Suite à la revente de mon ipad mini 2, je vais prochainement me procurer un Ipad classique. J'aurais 2 petites/grosses questions... svp!

Je revends toujours mes appareils en occasion, pour pouvoir me reprendre des plus récents un peu plus tard. Du coup j'en prends très soin, et mets du temps à essayer de prendre un modèle qui pourra se revendre sans trop se brader/facilement... Mais j'hésite entre un Ipad Argent ou or. Au niveau de la revente je ne vois pas encore d'écart. Mais avec votre expérience vous avez remarqué que les ipad or se vendent facilement? Ou les gens se tournent plus vers les gris clair? Ou au contraire l'ipad or attire et vu que les gens ose moins et est plus difficile de le trouver?

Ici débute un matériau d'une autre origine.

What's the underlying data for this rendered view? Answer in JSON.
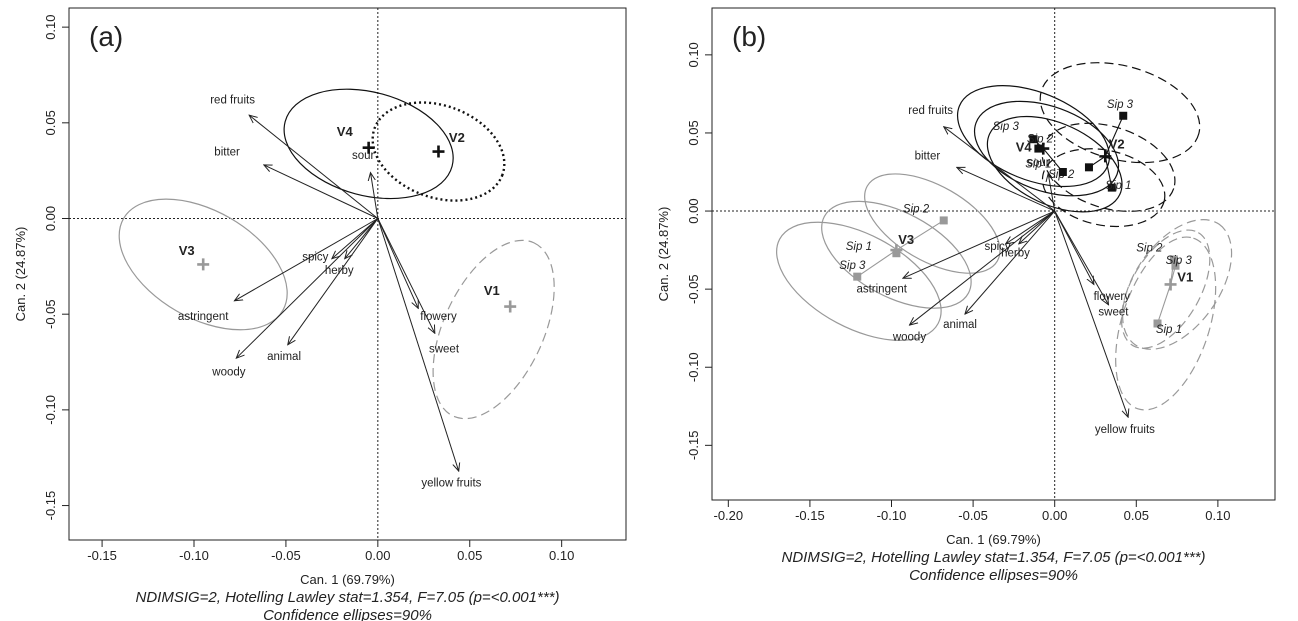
{
  "chart_data": [
    {
      "type": "scatter",
      "panel_label": "(a)",
      "xlabel": "Can. 1 (69.79%)",
      "ylabel": "Can. 2 (24.87%)",
      "xlim": [
        -0.168,
        0.135
      ],
      "ylim": [
        -0.168,
        0.11
      ],
      "xticks": [
        -0.15,
        -0.1,
        -0.05,
        0.0,
        0.05,
        0.1
      ],
      "xtick_labels": [
        "-0.15",
        "-0.10",
        "-0.05",
        "0.00",
        "0.05",
        "0.10"
      ],
      "yticks": [
        -0.15,
        -0.1,
        -0.05,
        0.0,
        0.05,
        0.1
      ],
      "ytick_labels": [
        "-0.15",
        "-0.10",
        "-0.05",
        "0.00",
        "0.05",
        "0.10"
      ],
      "note_line1": "NDIMSIG=2, Hotelling Lawley stat=1.354, F=7.05 (p=<0.001***)",
      "note_line2": "Confidence ellipses=90%",
      "reference_lines": {
        "x": 0,
        "y": 0
      },
      "vectors": [
        {
          "label": "red fruits",
          "x": -0.07,
          "y": 0.054,
          "lx": -0.079,
          "ly": 0.06
        },
        {
          "label": "bitter",
          "x": -0.062,
          "y": 0.028,
          "lx": -0.082,
          "ly": 0.033
        },
        {
          "label": "sour",
          "x": -0.004,
          "y": 0.024,
          "lx": -0.008,
          "ly": 0.031
        },
        {
          "label": "spicy",
          "x": -0.025,
          "y": -0.021,
          "lx": -0.034,
          "ly": -0.022
        },
        {
          "label": "herby",
          "x": -0.018,
          "y": -0.021,
          "lx": -0.021,
          "ly": -0.029
        },
        {
          "label": "astringent",
          "x": -0.078,
          "y": -0.043,
          "lx": -0.095,
          "ly": -0.053
        },
        {
          "label": "woody",
          "x": -0.077,
          "y": -0.073,
          "lx": -0.081,
          "ly": -0.082
        },
        {
          "label": "animal",
          "x": -0.049,
          "y": -0.066,
          "lx": -0.051,
          "ly": -0.074
        },
        {
          "label": "flowery",
          "x": 0.022,
          "y": -0.047,
          "lx": 0.033,
          "ly": -0.053
        },
        {
          "label": "sweet",
          "x": 0.031,
          "y": -0.06,
          "lx": 0.036,
          "ly": -0.07
        },
        {
          "label": "yellow fruits",
          "x": 0.044,
          "y": -0.132,
          "lx": 0.04,
          "ly": -0.14
        }
      ],
      "groups": [
        {
          "label": "V1",
          "x": 0.072,
          "y": -0.046,
          "color": "#999999",
          "dash": "dashed",
          "lx": 0.062,
          "ly": -0.04,
          "ellipses": [
            {
              "cx": 0.063,
              "cy": -0.058,
              "rx": 0.052,
              "ry": 0.026,
              "angle": -65
            }
          ]
        },
        {
          "label": "V2",
          "x": 0.033,
          "y": 0.035,
          "color": "#111111",
          "dash": "dotted",
          "lx": 0.043,
          "ly": 0.04,
          "ellipses": [
            {
              "cx": 0.033,
              "cy": 0.035,
              "rx": 0.037,
              "ry": 0.024,
              "angle": 20
            }
          ]
        },
        {
          "label": "V3",
          "x": -0.095,
          "y": -0.024,
          "color": "#999999",
          "dash": "solid",
          "lx": -0.104,
          "ly": -0.019,
          "ellipses": [
            {
              "cx": -0.095,
              "cy": -0.024,
              "rx": 0.05,
              "ry": 0.028,
              "angle": 30
            }
          ]
        },
        {
          "label": "V4",
          "x": -0.005,
          "y": 0.037,
          "color": "#111111",
          "dash": "solid",
          "lx": -0.018,
          "ly": 0.043,
          "ellipses": [
            {
              "cx": -0.005,
              "cy": 0.039,
              "rx": 0.047,
              "ry": 0.027,
              "angle": 15
            }
          ]
        }
      ],
      "sips": []
    },
    {
      "type": "scatter",
      "panel_label": "(b)",
      "xlabel": "Can. 1 (69.79%)",
      "ylabel": "Can. 2 (24.87%)",
      "xlim": [
        -0.21,
        0.135
      ],
      "ylim": [
        -0.185,
        0.13
      ],
      "xticks": [
        -0.2,
        -0.15,
        -0.1,
        -0.05,
        0.0,
        0.05,
        0.1
      ],
      "xtick_labels": [
        "-0.20",
        "-0.15",
        "-0.10",
        "-0.05",
        "0.00",
        "0.05",
        "0.10"
      ],
      "yticks": [
        -0.15,
        -0.1,
        -0.05,
        0.0,
        0.05,
        0.1
      ],
      "ytick_labels": [
        "-0.15",
        "-0.10",
        "-0.05",
        "0.00",
        "0.05",
        "0.10"
      ],
      "note_line1": "NDIMSIG=2, Hotelling Lawley stat=1.354, F=7.05 (p=<0.001***)",
      "note_line2": "Confidence ellipses=90%",
      "reference_lines": {
        "x": 0,
        "y": 0
      },
      "vectors": [
        {
          "label": "red fruits",
          "x": -0.068,
          "y": 0.054,
          "lx": -0.076,
          "ly": 0.062
        },
        {
          "label": "bitter",
          "x": -0.06,
          "y": 0.028,
          "lx": -0.078,
          "ly": 0.033
        },
        {
          "label": "sour",
          "x": -0.004,
          "y": 0.024,
          "lx": -0.01,
          "ly": 0.029
        },
        {
          "label": "spicy",
          "x": -0.03,
          "y": -0.021,
          "lx": -0.035,
          "ly": -0.025
        },
        {
          "label": "herby",
          "x": -0.022,
          "y": -0.021,
          "lx": -0.024,
          "ly": -0.029
        },
        {
          "label": "astringent",
          "x": -0.093,
          "y": -0.043,
          "lx": -0.106,
          "ly": -0.052
        },
        {
          "label": "woody",
          "x": -0.089,
          "y": -0.073,
          "lx": -0.089,
          "ly": -0.083
        },
        {
          "label": "animal",
          "x": -0.055,
          "y": -0.066,
          "lx": -0.058,
          "ly": -0.075
        },
        {
          "label": "flowery",
          "x": 0.024,
          "y": -0.047,
          "lx": 0.035,
          "ly": -0.057
        },
        {
          "label": "sweet",
          "x": 0.033,
          "y": -0.06,
          "lx": 0.036,
          "ly": -0.067
        },
        {
          "label": "yellow fruits",
          "x": 0.045,
          "y": -0.132,
          "lx": 0.043,
          "ly": -0.142
        }
      ],
      "groups": [
        {
          "label": "V1",
          "x": 0.071,
          "y": -0.047,
          "color": "#999999",
          "dash": "dashed",
          "lx": 0.08,
          "ly": -0.045,
          "ellipses": [
            {
              "cx": 0.068,
              "cy": -0.072,
              "rx": 0.055,
              "ry": 0.028,
              "angle": -72
            },
            {
              "cx": 0.075,
              "cy": -0.047,
              "rx": 0.045,
              "ry": 0.027,
              "angle": -55
            },
            {
              "cx": 0.068,
              "cy": -0.05,
              "rx": 0.04,
              "ry": 0.022,
              "angle": -60
            }
          ]
        },
        {
          "label": "V2",
          "x": 0.031,
          "y": 0.035,
          "color": "#111111",
          "dash": "dashed",
          "lx": 0.038,
          "ly": 0.04,
          "ellipses": [
            {
              "cx": 0.04,
              "cy": 0.063,
              "rx": 0.05,
              "ry": 0.03,
              "angle": 15
            },
            {
              "cx": 0.033,
              "cy": 0.028,
              "rx": 0.042,
              "ry": 0.026,
              "angle": 18
            },
            {
              "cx": 0.03,
              "cy": 0.015,
              "rx": 0.038,
              "ry": 0.024,
              "angle": 12
            }
          ]
        },
        {
          "label": "V3",
          "x": -0.097,
          "y": -0.025,
          "color": "#999999",
          "dash": "solid",
          "lx": -0.091,
          "ly": -0.021,
          "ellipses": [
            {
              "cx": -0.12,
              "cy": -0.045,
              "rx": 0.055,
              "ry": 0.03,
              "angle": 28
            },
            {
              "cx": -0.097,
              "cy": -0.028,
              "rx": 0.05,
              "ry": 0.027,
              "angle": 28
            },
            {
              "cx": -0.075,
              "cy": -0.008,
              "rx": 0.046,
              "ry": 0.024,
              "angle": 30
            }
          ]
        },
        {
          "label": "V4",
          "x": -0.007,
          "y": 0.04,
          "color": "#111111",
          "dash": "solid",
          "lx": -0.019,
          "ly": 0.038,
          "ellipses": [
            {
              "cx": -0.013,
              "cy": 0.048,
              "rx": 0.049,
              "ry": 0.028,
              "angle": 22
            },
            {
              "cx": -0.005,
              "cy": 0.04,
              "rx": 0.046,
              "ry": 0.027,
              "angle": 20
            },
            {
              "cx": 0.0,
              "cy": 0.03,
              "rx": 0.044,
              "ry": 0.026,
              "angle": 25
            }
          ]
        }
      ],
      "sips": [
        {
          "group": "V1",
          "color": "#999999",
          "points": [
            {
              "label": "Sip 1",
              "x": 0.063,
              "y": -0.072,
              "lx": 0.07,
              "ly": -0.078
            },
            {
              "label": "Sip 2",
              "x": 0.073,
              "y": -0.031,
              "lx": 0.058,
              "ly": -0.026
            },
            {
              "label": "Sip 3",
              "x": 0.074,
              "y": -0.035,
              "lx": 0.076,
              "ly": -0.034
            }
          ]
        },
        {
          "group": "V2",
          "color": "#111111",
          "points": [
            {
              "label": "Sip 1",
              "x": 0.035,
              "y": 0.015,
              "lx": 0.039,
              "ly": 0.014
            },
            {
              "label": "Sip 2",
              "x": 0.021,
              "y": 0.028,
              "lx": 0.004,
              "ly": 0.021
            },
            {
              "label": "Sip 3",
              "x": 0.042,
              "y": 0.061,
              "lx": 0.04,
              "ly": 0.066
            }
          ]
        },
        {
          "group": "V3",
          "color": "#999999",
          "points": [
            {
              "label": "Sip 1",
              "x": -0.097,
              "y": -0.027,
              "lx": -0.12,
              "ly": -0.025
            },
            {
              "label": "Sip 2",
              "x": -0.068,
              "y": -0.006,
              "lx": -0.085,
              "ly": -0.001
            },
            {
              "label": "Sip 3",
              "x": -0.121,
              "y": -0.042,
              "lx": -0.124,
              "ly": -0.037
            }
          ]
        },
        {
          "group": "V4",
          "color": "#111111",
          "points": [
            {
              "label": "Sip 1",
              "x": 0.005,
              "y": 0.025,
              "lx": -0.01,
              "ly": 0.028
            },
            {
              "label": "Sip 2",
              "x": -0.013,
              "y": 0.046,
              "lx": -0.009,
              "ly": 0.044
            },
            {
              "label": "Sip 3",
              "x": -0.01,
              "y": 0.04,
              "lx": -0.03,
              "ly": 0.052
            }
          ]
        }
      ]
    }
  ]
}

Autre question, il y a des rumeurs sur une nouvelle gamme qui sortirai au printemps. Mais ce n'est que des rumeurs, ou c'est tout de même fiable? Ils me donnent l'impression que c'est plus pour la gamme des pro... (pourtant c'est les plus récents) J'ai essayé de regarder un peu les historiques j'ai vu que les ipad classique/Air n'étaient pas renouvelés depuis 2015, sauf là en 2017. Avant c'était tous les ans. En gros vaut-il mieux attendre le printemps ? Après j'ai un budget serrer et ceux là sont pas si mal... J'apprécie qu'ils soient plus gros pour la batterie et j'espère la fiabilité (je me méfie toujours de ce qui est fin xD)

Vous avez d'ailleurs des bon retours de cette gamme 2017 d'ipad classique?

Bonne journée et merci d'avance pour les conseils de vos expériences !


----------